The research agency published its annual long-term analysis of the future of the global electricity system New Energy Outlook 2018. This year’s outlook highlights the huge impact that falling battery costs will have on the electricity mix over the coming decades. BNEF predicts that lithium-ion battery prices, already down by nearly 80 per cent per megawatt-hour since 2010, will continue to tumble as electric vehicle manufacturing builds up through the 2020s.
Seb Henbest, head of Europe, Middle East and Africa for BNEF and lead author of NEO 2018 said that “We see $548 billion being invested in battery capacity by 2050, two thirds of that at the grid level and one third installed behind-the-meter by households and businesses.”

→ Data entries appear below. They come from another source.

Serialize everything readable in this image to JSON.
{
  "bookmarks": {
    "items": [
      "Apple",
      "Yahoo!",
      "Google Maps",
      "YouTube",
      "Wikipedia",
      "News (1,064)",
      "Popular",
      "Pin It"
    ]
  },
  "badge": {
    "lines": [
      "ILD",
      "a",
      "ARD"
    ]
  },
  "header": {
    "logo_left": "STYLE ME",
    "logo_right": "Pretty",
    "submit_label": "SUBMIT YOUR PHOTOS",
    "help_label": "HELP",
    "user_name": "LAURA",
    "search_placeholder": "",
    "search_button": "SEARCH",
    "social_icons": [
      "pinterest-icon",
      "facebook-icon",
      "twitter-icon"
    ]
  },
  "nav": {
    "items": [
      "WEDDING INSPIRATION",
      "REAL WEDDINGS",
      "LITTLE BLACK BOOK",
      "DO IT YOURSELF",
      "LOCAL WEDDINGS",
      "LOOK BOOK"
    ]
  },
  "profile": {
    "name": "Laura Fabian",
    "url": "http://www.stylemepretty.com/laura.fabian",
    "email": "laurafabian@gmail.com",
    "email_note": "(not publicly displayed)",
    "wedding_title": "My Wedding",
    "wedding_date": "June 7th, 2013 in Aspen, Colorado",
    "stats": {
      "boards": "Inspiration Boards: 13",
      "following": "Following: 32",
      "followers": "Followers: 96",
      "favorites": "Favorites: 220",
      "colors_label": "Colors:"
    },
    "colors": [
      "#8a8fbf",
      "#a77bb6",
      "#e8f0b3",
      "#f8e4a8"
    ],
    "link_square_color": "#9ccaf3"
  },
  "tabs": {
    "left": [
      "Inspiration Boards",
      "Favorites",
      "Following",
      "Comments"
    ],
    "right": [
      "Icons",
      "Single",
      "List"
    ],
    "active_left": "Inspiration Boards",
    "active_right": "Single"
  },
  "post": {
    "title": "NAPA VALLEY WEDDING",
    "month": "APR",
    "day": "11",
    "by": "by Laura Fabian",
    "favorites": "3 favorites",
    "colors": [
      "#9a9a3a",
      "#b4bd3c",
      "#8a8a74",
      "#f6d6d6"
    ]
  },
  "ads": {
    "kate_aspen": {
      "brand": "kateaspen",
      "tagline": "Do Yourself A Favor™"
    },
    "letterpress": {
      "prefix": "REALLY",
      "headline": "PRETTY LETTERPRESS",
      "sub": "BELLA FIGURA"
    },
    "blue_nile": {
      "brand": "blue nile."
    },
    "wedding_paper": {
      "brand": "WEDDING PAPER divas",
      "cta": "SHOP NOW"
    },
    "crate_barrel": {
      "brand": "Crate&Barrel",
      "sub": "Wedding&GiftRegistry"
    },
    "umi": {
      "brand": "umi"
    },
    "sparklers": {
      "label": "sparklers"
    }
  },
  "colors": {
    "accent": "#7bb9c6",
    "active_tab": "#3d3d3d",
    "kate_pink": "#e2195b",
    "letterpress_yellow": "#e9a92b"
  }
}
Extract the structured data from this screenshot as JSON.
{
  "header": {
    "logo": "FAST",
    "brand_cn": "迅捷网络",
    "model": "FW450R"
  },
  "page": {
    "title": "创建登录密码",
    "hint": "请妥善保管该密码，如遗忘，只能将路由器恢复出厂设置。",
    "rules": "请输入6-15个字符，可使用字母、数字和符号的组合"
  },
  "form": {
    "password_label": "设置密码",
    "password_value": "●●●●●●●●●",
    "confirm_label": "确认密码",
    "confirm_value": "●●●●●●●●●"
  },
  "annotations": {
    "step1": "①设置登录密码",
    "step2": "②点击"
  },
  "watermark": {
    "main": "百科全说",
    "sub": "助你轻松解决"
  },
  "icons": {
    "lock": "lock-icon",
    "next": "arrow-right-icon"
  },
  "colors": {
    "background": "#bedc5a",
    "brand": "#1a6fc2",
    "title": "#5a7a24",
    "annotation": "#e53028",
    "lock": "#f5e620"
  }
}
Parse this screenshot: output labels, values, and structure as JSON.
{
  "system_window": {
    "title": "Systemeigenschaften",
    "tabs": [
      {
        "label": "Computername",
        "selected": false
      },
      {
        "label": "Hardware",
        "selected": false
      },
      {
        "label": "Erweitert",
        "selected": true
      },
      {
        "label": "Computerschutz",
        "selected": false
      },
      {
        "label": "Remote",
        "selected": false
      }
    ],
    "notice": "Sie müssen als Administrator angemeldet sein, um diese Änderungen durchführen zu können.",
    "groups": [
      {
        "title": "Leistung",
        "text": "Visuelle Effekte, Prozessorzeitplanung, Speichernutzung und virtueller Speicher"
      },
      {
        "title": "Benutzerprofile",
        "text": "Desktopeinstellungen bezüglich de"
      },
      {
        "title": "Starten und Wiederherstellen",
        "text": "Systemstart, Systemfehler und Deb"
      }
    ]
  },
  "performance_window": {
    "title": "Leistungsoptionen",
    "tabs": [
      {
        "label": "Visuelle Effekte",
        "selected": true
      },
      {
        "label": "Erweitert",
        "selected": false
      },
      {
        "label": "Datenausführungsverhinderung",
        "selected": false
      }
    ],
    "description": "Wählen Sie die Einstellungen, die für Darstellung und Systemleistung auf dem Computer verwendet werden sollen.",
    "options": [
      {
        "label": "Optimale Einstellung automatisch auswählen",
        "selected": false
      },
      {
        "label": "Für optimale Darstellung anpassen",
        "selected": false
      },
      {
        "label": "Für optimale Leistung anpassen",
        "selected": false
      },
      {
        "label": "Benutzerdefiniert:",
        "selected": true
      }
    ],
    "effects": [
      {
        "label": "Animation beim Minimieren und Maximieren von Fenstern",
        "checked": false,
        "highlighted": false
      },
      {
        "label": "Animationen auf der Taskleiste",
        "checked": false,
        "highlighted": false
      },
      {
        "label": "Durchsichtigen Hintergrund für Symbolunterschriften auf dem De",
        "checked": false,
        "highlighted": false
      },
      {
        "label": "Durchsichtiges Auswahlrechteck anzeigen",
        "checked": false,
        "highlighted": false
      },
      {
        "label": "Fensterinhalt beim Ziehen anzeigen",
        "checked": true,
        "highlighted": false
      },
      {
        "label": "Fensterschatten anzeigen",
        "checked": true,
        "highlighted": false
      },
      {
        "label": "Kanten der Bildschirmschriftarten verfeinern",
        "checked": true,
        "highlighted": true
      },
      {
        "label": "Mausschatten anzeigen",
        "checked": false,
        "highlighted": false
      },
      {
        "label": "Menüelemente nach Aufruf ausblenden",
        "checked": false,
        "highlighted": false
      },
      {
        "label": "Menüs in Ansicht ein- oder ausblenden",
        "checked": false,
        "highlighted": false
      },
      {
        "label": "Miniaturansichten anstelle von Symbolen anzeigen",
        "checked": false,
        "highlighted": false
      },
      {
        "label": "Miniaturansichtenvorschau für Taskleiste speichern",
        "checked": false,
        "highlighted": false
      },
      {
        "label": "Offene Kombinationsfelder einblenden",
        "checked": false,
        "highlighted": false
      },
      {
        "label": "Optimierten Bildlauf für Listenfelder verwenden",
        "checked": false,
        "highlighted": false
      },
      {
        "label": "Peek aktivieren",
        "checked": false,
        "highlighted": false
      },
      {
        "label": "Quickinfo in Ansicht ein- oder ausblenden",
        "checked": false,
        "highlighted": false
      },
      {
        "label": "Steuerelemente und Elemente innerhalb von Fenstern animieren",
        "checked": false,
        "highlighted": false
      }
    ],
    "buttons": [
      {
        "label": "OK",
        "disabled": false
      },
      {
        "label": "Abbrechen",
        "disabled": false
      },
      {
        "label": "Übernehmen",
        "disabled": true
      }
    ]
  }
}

NEO 2018 sees USD 11.5 trillion being invested globally in new power generation capacity between 2018 and 2050, with USD 8.4 trillion of that going to wind and solar and a further USD 1.5 trillion to other zero-carbon technologies such as hydro and nuclear.
This investment will produce a 17-fold increase in solar photovoltaic capacity worldwide, and a six-fold increase in wind power capacity. The levelized cost of electricity from new PV plants is forecast to fall a further 71% by 2050, while that for onshore wind drops by a further 58%. These two technologies have already seen LCOE reductions of 77% and 41% respectively between 2009 and 2018.
Ms Elena Giannakopoulou, head of energy economics at BNEF said that “Coal emerges as the biggest loser in the long run. Beaten on cost by wind and PV for bulk electricity generation, and batteries and gas for flexibility, the future electricity system will reorganize around cheap renewables – coal gets squeezed out.”
The role of gas in the generation mix will evolve, with gas-fired power stations increasingly built and used to provide back-up for renewables rather than to produce so-called base-load, or round-the-clock, electricity. BNEF sees USD1.3 trillion being invested in new capacity to 2050, nearly half of it in ‘gas peaker’ plants rather than combined-cycle turbines. Gas-fired generation is seen rising 15 per cent between 2017 and 2050, although its share of global electricity declines from 21 per cent to 15 per cent.
Fuel burn trends globally are forecast to be dire in the long run for the coal industry, but moderately encouraging for the gas extraction sector. NEO 2018 sees coal burn in power stations falling 56 per cent between 2017 and 2050, while that for gas rises 14 per cent.
BNEF now sees global electricity sector emissions rising 2 per cent from 2017 to a peak in 2027, and then falling 38 per cent to 2050. However, this would still mean electricity failing to fulfill its part of the effort to keep global CO? levels below 450 parts per million – the level considered by the Intergovernmental Panel on Climate Change to be consistent with limiting the rise in temperatures to less than two degrees Celsius.